- Relator(a)
- Ministro Marco Aurélio Bellizze
- Órgão julgador
- Terceira Turma
- Data do julgamento
- 27/09/2016
- Data de publicação
- 18/10/2016
STJ – Acórdão, Rel. Ministro Marco Aurélio Bellizze, Terceira Turma, j. 27/09/2016, p. 18/10/2016
AGRAVO INTERNO NO AGRAVO EM RECURSO ESPECIAL. AÇÃO CONDENATÓRIA. PROCESSUAL CIVIL E RESPONSABILIDADE CIVIL. NEGATIVA DE PRESTAÇÃO JURISDICIONAL. NÃO OCORRÊNCIA. ATROPELAMENTO DE PEDESTRE EM LINHA FÉRREA. FALHA NA VIGILÂNCIA DA TRAVESSIA PELA CONCESSIONÁRIA. CULPA CONCORRENTE CARACTERIZADA. OCORRÊNCIA DE DANO MORAL E REVISÃO DO VALOR DA INDENIZAÇÃO. NECESSIDADE DE REEXAME DE PROVAS. IMPOSSIBILIDADE SÚMULA 7/STJ. AGRAVO IMPROVIDO. 1. A negativa de prestação jurisdicional caracteriza-se pela recusa do juiz, mesmo após provocado por meio de embargos de declaração, em decidir todas as questões submetidas ao seu julgamento com fundamentação dotada de clareza, coerência lógica entre premissas e conclusões e profundidade suficiente para amparar seu convencimento, sendo desnecessário, contudo, que se manifeste sobre todos os argumentos declinados pelas partes. 2. "No caso de atropelamento de pedestre em via férrea, configura-se a concorrência de causas, impondo a redução da indenização por dano moral pela metade, quando: (i) a concessionária do transporte ferroviário descumpre o dever de cercar e fiscalizar os limites da linha férrea, mormente em locais urbanos e populosos, adotando conduta negligente no tocante às necessárias práticas de cuidado e vigilância tendentes a evitar a ocorrência de sinistros; e (ii) a vítima adota conduta imprudente, atravessando a via férrea em local inapropriado" (REsp 1.172.421/SP, Rel.

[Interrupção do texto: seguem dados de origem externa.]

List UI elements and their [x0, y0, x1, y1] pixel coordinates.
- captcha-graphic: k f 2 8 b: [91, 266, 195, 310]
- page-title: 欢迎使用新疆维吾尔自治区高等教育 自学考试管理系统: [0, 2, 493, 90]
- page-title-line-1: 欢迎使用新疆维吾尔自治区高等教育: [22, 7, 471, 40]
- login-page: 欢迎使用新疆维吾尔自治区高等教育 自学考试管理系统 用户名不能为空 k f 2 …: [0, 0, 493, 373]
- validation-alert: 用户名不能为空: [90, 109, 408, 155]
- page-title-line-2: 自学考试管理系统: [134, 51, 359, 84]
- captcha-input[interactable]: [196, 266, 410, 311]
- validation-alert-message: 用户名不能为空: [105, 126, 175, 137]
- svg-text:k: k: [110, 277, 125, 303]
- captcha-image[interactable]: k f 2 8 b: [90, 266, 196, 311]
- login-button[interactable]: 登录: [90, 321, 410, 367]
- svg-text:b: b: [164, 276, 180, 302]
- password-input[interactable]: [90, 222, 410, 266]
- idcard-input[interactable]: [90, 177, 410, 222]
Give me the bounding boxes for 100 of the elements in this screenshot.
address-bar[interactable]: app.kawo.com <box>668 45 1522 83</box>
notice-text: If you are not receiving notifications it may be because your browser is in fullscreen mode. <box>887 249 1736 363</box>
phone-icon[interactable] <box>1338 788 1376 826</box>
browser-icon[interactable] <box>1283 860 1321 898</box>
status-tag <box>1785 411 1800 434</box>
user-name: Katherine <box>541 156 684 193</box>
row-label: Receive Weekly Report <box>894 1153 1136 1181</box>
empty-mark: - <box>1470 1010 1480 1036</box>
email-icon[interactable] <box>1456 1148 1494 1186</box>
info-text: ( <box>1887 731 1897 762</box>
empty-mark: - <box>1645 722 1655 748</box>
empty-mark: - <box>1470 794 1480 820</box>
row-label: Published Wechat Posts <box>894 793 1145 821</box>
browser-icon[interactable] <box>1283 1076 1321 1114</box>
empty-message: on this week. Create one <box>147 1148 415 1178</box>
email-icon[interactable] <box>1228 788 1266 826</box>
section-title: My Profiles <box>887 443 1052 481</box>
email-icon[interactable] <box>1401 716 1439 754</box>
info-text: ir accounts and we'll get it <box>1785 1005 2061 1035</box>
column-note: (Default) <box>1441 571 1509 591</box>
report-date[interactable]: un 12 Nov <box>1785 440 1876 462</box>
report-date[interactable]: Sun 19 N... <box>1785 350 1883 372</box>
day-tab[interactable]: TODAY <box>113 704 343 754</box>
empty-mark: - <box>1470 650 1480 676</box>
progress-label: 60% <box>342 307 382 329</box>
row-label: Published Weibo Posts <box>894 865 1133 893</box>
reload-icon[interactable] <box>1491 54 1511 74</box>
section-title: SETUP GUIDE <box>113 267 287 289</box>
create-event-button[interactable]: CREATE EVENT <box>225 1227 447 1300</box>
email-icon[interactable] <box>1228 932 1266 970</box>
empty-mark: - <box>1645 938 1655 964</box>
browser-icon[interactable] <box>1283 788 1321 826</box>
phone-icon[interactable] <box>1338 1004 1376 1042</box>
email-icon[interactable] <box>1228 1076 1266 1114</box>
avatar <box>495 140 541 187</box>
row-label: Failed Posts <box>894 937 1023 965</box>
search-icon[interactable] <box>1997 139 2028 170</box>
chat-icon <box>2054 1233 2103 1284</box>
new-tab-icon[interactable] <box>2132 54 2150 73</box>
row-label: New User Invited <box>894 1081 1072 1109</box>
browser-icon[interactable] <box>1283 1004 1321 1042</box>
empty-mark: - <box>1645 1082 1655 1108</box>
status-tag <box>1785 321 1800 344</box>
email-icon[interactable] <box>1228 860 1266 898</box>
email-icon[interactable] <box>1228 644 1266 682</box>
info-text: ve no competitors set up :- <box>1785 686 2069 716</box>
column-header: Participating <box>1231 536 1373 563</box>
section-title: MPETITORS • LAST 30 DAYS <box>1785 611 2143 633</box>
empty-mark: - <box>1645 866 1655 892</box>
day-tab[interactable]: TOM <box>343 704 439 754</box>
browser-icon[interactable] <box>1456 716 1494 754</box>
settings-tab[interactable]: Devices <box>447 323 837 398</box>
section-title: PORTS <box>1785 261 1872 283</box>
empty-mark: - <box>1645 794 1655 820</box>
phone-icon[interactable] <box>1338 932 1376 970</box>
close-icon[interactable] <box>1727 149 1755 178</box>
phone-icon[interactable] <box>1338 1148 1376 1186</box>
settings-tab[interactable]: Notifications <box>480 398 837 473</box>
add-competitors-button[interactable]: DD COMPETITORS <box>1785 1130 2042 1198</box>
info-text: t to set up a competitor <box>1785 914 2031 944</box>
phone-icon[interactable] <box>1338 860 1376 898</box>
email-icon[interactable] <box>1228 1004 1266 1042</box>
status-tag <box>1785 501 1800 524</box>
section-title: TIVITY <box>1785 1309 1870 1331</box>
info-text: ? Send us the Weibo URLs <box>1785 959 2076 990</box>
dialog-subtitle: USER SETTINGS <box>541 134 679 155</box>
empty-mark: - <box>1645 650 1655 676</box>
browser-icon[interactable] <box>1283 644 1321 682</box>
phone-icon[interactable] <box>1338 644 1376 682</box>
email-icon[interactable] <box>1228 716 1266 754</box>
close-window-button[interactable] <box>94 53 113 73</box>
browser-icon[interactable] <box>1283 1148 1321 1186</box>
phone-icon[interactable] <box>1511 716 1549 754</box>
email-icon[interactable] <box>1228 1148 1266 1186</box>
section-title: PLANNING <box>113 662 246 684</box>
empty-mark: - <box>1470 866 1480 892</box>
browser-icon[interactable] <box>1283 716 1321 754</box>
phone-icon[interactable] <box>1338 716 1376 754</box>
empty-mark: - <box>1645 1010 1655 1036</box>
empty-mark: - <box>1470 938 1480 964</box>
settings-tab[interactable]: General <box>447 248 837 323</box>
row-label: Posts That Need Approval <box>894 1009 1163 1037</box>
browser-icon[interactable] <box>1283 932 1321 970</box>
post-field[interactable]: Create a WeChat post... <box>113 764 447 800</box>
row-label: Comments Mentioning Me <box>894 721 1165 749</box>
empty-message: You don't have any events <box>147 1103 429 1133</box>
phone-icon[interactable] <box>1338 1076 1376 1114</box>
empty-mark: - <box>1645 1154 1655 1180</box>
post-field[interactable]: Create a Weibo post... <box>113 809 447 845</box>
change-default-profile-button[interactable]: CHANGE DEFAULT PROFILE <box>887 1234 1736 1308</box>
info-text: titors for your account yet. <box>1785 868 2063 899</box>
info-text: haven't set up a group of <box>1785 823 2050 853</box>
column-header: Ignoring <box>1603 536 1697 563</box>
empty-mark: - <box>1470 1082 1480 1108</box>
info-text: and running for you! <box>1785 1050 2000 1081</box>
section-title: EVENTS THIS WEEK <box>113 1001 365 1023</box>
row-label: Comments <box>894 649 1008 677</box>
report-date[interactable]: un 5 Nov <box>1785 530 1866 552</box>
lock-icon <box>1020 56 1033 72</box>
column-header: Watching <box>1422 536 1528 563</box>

Ministro Luis Felipe Salomão, Segunda Seção, julgado em 08/08/2012, DJe 19/09/2012). 3. O reexame de provas não se insere nas hipóteses de cabimento do recurso especial previstas no inciso III do artigo 105 da Constituição da República. 4. A jurisprudência desta Corte Superior é no sentido de que a revisão do valor arbitrado a título de danos morais demanda o reexame de provas, providência vedada na via especial, conforme consolidado na Súmula 7/STJ, salvo quando flagrante a irrisoriedade ou exorbitância da indenização, hipótese em que estaria autorizada a intervenção deste Tribunal, ante a natureza de direito da questão - e não mais de fato -, porquanto violado o próprio princípio da razoabilidade. 5. Agravo interno improvido. (AgInt no AREsp n. 940.990/MG, relator Ministro Marco Aurélio Bellizze, Terceira Turma, julgado em 27/9/2016, DJe de 18/10/2016.)